In retail history

first-united-states-mall2

On July 20, 1915, the United States Steel Company opened the Lake View store in Morgan Park, MN.

The Lake View store with its indoor corridors and multiple stores was one of the first indoor shopping malls in the United States. Minnesota would later build the Southdale Center, the first post-war enclosed shopping mall and the Mall of America, the largest shopping mall in the United States and the most visited mall in the world. (Full disclosure:  I may be biased having been born and raised in Minnesota.)

In the early 1900s, JP Morgan’s United States Steel Company decided to build a steel mill in Duluth MN to take advantage of the burgeoning iron ore mines of the Mesabi Range.  U.S. Steel selected a site on the St Louis River about 10 miles southwest of downtown.  Keeping with the trends of the time, U.S.Steel did not simply build a steel plant but an entire town called Morgan Park after its owner.

White, L., & Primmer, G. (1937)

White, L., & Primmer, G. (1937)

Morgan Park was considered a model company town that based its design on City Beautiful principles popular from 1890 to 1910.  The principles called for cities designed with beauty and monumental grandeur that would create civic and moral virus in its citizens. Housing was planned and arranged in the town by employee status and income level with all houses made of concrete block.  Morgan Park had its own schools, churches, fire and police forces, parks and a community clubhouse.

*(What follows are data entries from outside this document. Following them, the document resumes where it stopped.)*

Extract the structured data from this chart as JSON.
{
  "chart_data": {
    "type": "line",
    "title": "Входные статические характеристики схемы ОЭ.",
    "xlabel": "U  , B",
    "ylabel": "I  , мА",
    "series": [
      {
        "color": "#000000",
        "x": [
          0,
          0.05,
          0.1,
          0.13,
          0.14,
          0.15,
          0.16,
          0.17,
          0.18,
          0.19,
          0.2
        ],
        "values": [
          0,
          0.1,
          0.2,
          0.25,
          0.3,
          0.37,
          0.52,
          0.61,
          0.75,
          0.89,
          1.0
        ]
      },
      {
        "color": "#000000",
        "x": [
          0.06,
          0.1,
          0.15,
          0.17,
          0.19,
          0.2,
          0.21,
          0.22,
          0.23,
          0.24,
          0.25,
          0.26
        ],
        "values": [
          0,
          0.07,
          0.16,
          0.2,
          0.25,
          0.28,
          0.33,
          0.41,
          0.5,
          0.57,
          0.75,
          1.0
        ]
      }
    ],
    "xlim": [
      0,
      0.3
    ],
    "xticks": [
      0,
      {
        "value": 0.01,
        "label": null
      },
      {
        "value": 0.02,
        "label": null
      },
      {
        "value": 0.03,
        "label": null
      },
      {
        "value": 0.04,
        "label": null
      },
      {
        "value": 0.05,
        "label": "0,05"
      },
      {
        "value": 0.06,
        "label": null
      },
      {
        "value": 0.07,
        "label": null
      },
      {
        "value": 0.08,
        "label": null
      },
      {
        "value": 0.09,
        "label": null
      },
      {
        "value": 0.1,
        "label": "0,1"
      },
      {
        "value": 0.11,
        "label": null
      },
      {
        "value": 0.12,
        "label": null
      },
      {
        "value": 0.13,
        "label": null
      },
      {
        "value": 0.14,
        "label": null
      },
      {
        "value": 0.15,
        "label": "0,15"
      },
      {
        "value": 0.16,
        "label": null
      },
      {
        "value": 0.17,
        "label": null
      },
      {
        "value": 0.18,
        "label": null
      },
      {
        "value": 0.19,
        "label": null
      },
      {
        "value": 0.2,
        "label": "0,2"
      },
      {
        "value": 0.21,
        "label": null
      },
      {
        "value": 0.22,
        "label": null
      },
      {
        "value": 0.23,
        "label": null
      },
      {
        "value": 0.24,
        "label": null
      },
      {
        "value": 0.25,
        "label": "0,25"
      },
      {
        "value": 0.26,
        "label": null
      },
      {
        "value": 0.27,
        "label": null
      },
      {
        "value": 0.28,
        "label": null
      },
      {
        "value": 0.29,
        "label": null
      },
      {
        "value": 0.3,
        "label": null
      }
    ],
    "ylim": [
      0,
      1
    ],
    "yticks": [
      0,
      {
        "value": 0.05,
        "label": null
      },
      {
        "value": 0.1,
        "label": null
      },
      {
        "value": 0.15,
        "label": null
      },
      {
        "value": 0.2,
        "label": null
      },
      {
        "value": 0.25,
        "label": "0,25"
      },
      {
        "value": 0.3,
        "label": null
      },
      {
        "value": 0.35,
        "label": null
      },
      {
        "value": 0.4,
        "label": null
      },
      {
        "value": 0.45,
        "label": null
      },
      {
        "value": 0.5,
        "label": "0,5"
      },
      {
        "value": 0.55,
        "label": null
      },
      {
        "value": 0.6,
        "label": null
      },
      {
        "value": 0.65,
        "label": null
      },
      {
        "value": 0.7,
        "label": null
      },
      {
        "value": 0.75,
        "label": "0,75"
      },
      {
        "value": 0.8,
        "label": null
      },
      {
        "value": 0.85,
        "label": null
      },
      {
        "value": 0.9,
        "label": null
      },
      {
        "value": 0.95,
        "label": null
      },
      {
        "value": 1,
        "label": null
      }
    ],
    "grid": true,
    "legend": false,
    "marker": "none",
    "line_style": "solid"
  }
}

Central to the community was the Lake View store.  Construction began in 1915 on the building that was to hold all the business establishments for the town.  The building constructed of concrete blocks was 200 feet long, 100 feet wide and two-stories with a basement.  The main floor housed a general store with groceries, butcher shop, clothing, hardware and furniture.  The second floor contained a bank, barber, beauty salon, dentist office, billiard room and auditorium.  In the basement was a shoe store and an ice making plant that produced 8 tons of ice a day for the store and community (the icebox era).  All shops located inside the mall with access to a main corridor running along both floors.  Hence, it is recognized as the first indoor shopping mall.  This was quite handy with the harsh northern Minnesota winters.

U.S. Steel owned the building and the general store but the rest of the businesses were privately owned.  Of some pride, the hardware store won an award for the best window display in the United States and 3rd in the world against 11,672 entries in Sept. of 1929,  The display, created by the hardware store manager Walter Neipp, featured a camping scene with a cabin.

But soon, company towns were falling from favor.  The store was eventual leased to new owners.  After the drop in demand for steel with the ending of WWII, U.S. Steel sold all of its holdings in Morgan Park except the steel mill.  The steel mill closed in 1971 followed by the coking facility in 1979.  Morgan Town fell on hard times.

Approaching its centennial, Paul and Brandon Johnson purchased the store with hopes to return the Lake View store to its rightful place as the center of the community.